Some very broad socio-demographic and economic statistics of importance were considered too. There is a significant 12 per cent increase in monthly per capita consumption expenditures of the households over the last 10 years even in the districts of North Karnataka. There is also a big improvement in the literacy rates with a massive decline in the percentage of illiteracy from 42 per cent to 31.5 per cent over the last 10 years. Directly, from a health viewpoint, it is also important to note that significantly more number of households gained access to toilets over this decade in India. This number has risen sharply after 2014 when the Swachch Bharat Abhiyaan (Clean India Mission) was launched across the country. The other major development in this timeframe has been the rapid expansion of health insurance cover in the country; hopefully Ayushman Bharat changes the dire state of healthcare in North Karnataka. One common issue is lack of information. Many people are not aware of the coverage they are entitled to and how they can benefit from insurance.
As said earlier, good quantitative changes did take place in the last few decades in North Karnataka. The typological assessment of development, however, revealed that the OMR region is far ahead of districts of North Karnataka in areas like use of technology in everyday life by common man, health and nutrition, individual sanitation, ease of living parameters like access to uninterrupted electricity, access to good roads and safe transportation. These factors are evident to the common citizens too, and which has led to a feeling of resentment against the state government.

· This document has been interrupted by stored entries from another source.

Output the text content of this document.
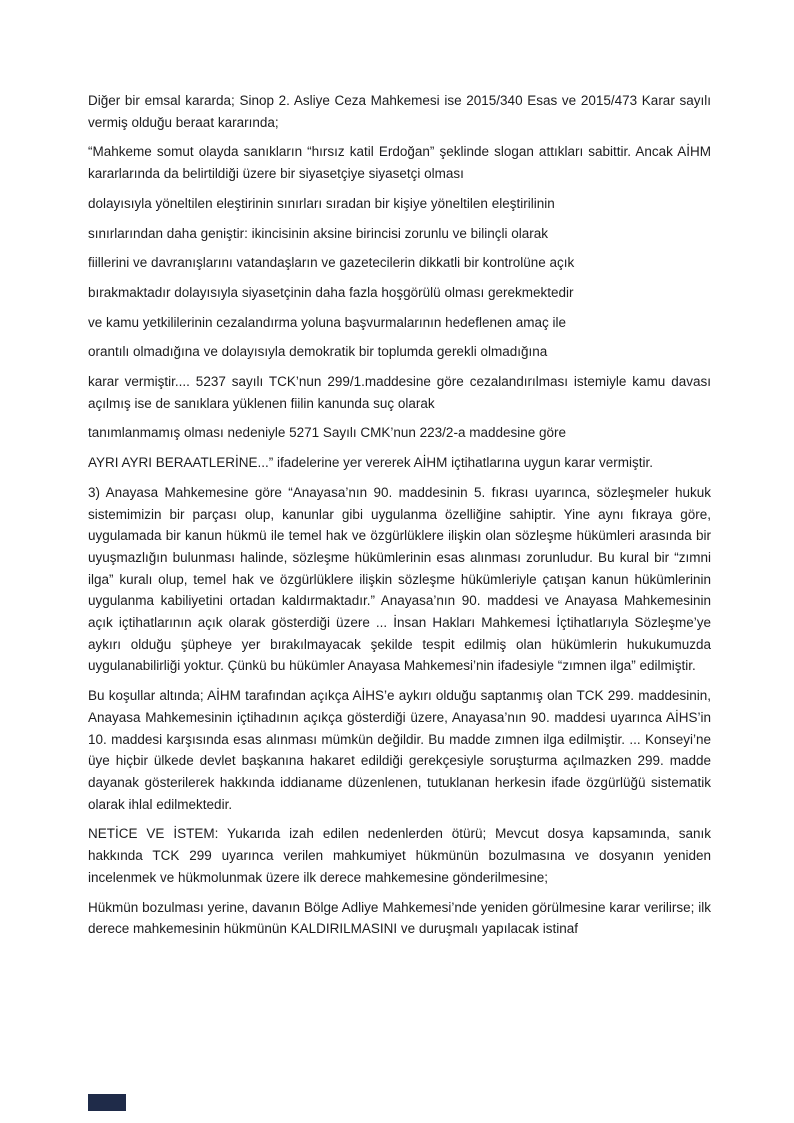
Diğer bir emsal kararda; Sinop 2. Asliye Ceza Mahkemesi ise 2015/340 Esas ve 2015/473 Karar sayılı vermiş olduğu beraat kararında;

“Mahkeme somut olayda sanıkların “hırsız katil Erdoğan” şeklinde slogan attıkları sabittir. Ancak AİHM kararlarında da belirtildiği üzere bir siyasetçiye siyasetçi olması

dolayısıyla yöneltilen eleştirinin sınırları sıradan bir kişiye yöneltilen eleştirilinin

sınırlarından daha geniştir: ikincisinin aksine birincisi zorunlu ve bilinçli olarak

fiillerini ve davranışlarını vatandaşların ve gazetecilerin dikkatli bir kontrolüne açık

bırakmaktadır dolayısıyla siyasetçinin daha fazla hoşgörülü olması gerekmektedir

ve kamu yetkililerinin cezalandırma yoluna başvurmalarının hedeflenen amaç ile

orantılı olmadığına ve dolayısıyla demokratik bir toplumda gerekli olmadığına

karar vermiştir.... 5237 sayılı TCK’nun 299/1.maddesine göre cezalandırılması istemiyle kamu davası açılmış ise de sanıklara yüklenen fiilin kanunda suç olarak

tanımlanmamış olması nedeniyle 5271 Sayılı CMK’nun 223/2-a maddesine göre

AYRI AYRI BERAATLERİNE...” ifadelerine yer vererek AİHM içtihatlarına uygun karar vermiştir.

3) Anayasa Mahkemesine göre “Anayasa’nın 90. maddesinin 5. fıkrası uyarınca, sözleşmeler hukuk sistemimizin bir parçası olup, kanunlar gibi uygulanma özelliğine sahiptir. Yine aynı fıkraya göre, uygulamada bir kanun hükmü ile temel hak ve özgürlüklere ilişkin olan sözleşme hükümleri arasında bir uyuşmazlığın bulunması halinde, sözleşme hükümlerinin esas alınması zorunludur. Bu kural bir “zımni ilga” kuralı olup, temel hak ve özgürlüklere ilişkin sözleşme hükümleriyle çatışan kanun hükümlerinin uygulanma kabiliyetini ortadan kaldırmaktadır.” Anayasa’nın 90. maddesi ve Anayasa Mahkemesinin açık içtihatlarının açık olarak gösterdiği üzere ... İnsan Hakları Mahkemesi İçtihatlarıyla Sözleşme’ye aykırı olduğu şüpheye yer bırakılmayacak şekilde tespit edilmiş olan hükümlerin hukukumuzda uygulanabilirliği yoktur. Çünkü bu hükümler Anayasa Mahkemesi’nin ifadesiyle “zımnen ilga” edilmiştir.

Bu koşullar altında; AİHM tarafından açıkça AİHS’e aykırı olduğu saptanmış olan TCK 299. maddesinin, Anayasa Mahkemesinin içtihadının açıkça gösterdiği üzere, Anayasa’nın 90. maddesi uyarınca AİHS’in 10. maddesi karşısında esas alınması mümkün değildir. Bu madde zımnen ilga edilmiştir. ... Konseyi’ne üye hiçbir ülkede devlet başkanına hakaret edildiği gerekçesiyle soruşturma açılmazken 299. madde dayanak gösterilerek hakkında iddianame düzenlenen, tutuklanan herkesin ifade özgürlüğü sistematik olarak ihlal edilmektedir.

NETİCE VE İSTEM: Yukarıda izah edilen nedenlerden ötürü; Mevcut dosya kapsamında, sanık hakkında TCK 299 uyarınca verilen mahkumiyet hükmünün bozulmasına ve dosyanın yeniden incelenmek ve hükmolunmak üzere ilk derece mahkemesine gönderilmesine;

Hükmün bozulması yerine, davanın Bölge Adliye Mahkemesi’nde yeniden görülmesine karar verilirse; ilk derece mahkemesinin hükmünün KALDIRILMASINI ve duruşmalı yapılacak istinaf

The other important issue was the concentration of government departments, central and state PSUs in OMR. Starting from agriculture to industry to water and sanitation, all are situated in Bengaluru or OMR. The bureaucrats have to be posted in areas where they are needed the most. For instance, what is the use of the Karnataka Water Development Board working out of Bengaluru when the requirement for water is acute in arid areas of North Karnataka? Why should Karnataka Industry Development Board sit in Bengaluru and why shouldn’t it be relocated to, say, Koppal where industry needs to be developed? About 99.9 per cent of government offices, boards and PSUs are in OMR.
From this analysis, it can be concluded that North Karnataka continues to face severe discrimination. The situation needs to be addressed immediately to stop further deterioration and stop an acrimonious battle for separate statehood.
I hope the central state government takes some serious initiatives in improving the quality of life of the people of North Karnataka.